I Am....Conscious
This is a tough one. Like the layers of an onion, every thought on this exposes another truth or lie. Like a crack in a windshield, you just know that this is just the beginning of of something that will have to be repaired no matter what you do before your vision becomes impaired and your path forward unsafe. This one has me wringing my hands together wondering how to start. The first thoughts of course are always sunshine and roses, then you start to see all the fertilized needed to live that life. How deep do I really want to look? I guess I will see where this goes. So here I go.....
aware of and responding to one's surroundings; awake
Am I actually conscious, or do I think I am, unaware that I am actually not. Is my consciousness superficial or do I actually act upon the needs of my surroundings.
I must honestly and painfully say that I am superficial in many aspects of my consciousness. I have many plans, thoughts, ideas, feelings, that I know will improve both myself and the world around me, but they never get out of the starting gate, doomed to wither and die in the procrastination folder. Why? That is a hard question, why?

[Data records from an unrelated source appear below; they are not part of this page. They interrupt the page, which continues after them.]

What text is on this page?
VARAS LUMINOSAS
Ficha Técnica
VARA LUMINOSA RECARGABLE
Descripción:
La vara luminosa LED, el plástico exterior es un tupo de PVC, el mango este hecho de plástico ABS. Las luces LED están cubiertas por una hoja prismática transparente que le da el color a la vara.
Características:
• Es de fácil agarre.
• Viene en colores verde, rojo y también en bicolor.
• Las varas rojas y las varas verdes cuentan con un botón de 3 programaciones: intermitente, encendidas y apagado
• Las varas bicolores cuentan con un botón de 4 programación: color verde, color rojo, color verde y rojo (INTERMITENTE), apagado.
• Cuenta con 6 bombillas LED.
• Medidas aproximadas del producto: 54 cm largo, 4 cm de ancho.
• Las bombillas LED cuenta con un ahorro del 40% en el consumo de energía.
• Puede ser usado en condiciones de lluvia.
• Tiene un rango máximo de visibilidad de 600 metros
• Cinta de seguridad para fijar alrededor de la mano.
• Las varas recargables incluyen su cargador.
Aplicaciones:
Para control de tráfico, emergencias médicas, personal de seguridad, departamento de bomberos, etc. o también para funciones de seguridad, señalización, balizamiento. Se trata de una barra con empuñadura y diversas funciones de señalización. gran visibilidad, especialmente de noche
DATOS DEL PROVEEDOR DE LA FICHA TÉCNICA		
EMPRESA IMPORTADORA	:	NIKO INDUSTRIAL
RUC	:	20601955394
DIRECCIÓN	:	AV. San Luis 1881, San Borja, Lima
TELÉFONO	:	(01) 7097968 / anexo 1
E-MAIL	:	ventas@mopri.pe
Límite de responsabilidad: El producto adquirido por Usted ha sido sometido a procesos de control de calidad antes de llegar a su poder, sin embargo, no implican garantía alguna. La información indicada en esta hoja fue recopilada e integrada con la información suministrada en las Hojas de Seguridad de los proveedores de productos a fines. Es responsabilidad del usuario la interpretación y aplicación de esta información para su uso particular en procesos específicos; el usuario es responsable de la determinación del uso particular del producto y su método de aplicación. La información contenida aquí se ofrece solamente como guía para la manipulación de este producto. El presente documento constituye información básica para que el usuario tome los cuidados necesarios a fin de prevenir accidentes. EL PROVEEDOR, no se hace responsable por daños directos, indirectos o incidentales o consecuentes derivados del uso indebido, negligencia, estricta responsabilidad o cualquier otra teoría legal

Thinking about this actually gets me angry at myself. I know by comparing myself to others who are hyper-conscious (https://plumvillage.org/about/thich-nhat-hanh/), I am damaging my "self/ego", that is not how I will achieve a higher state of consciousness. I need to use this guidance as a template to help me achieve a truer me. I can not compare myself to someone who has dedicated their life to consciousness when I am only starting to think about it. Finding my flaws is tough, first I must admit I have them (ouch). Then I must face them, then actively and purposely act to change them.
So I guess my first step to consciousness is this blog, admitting that I need to poke my "consciousness" with a stick and see what pokes back.
This was a very difficult blog and I think I have only scratched the surface on this, This actually took me two weeks to write, erasing line after line, typing thought after thought only to realize that that was not true or it wasn't what I meant.
Thank you for indulging me by reading this.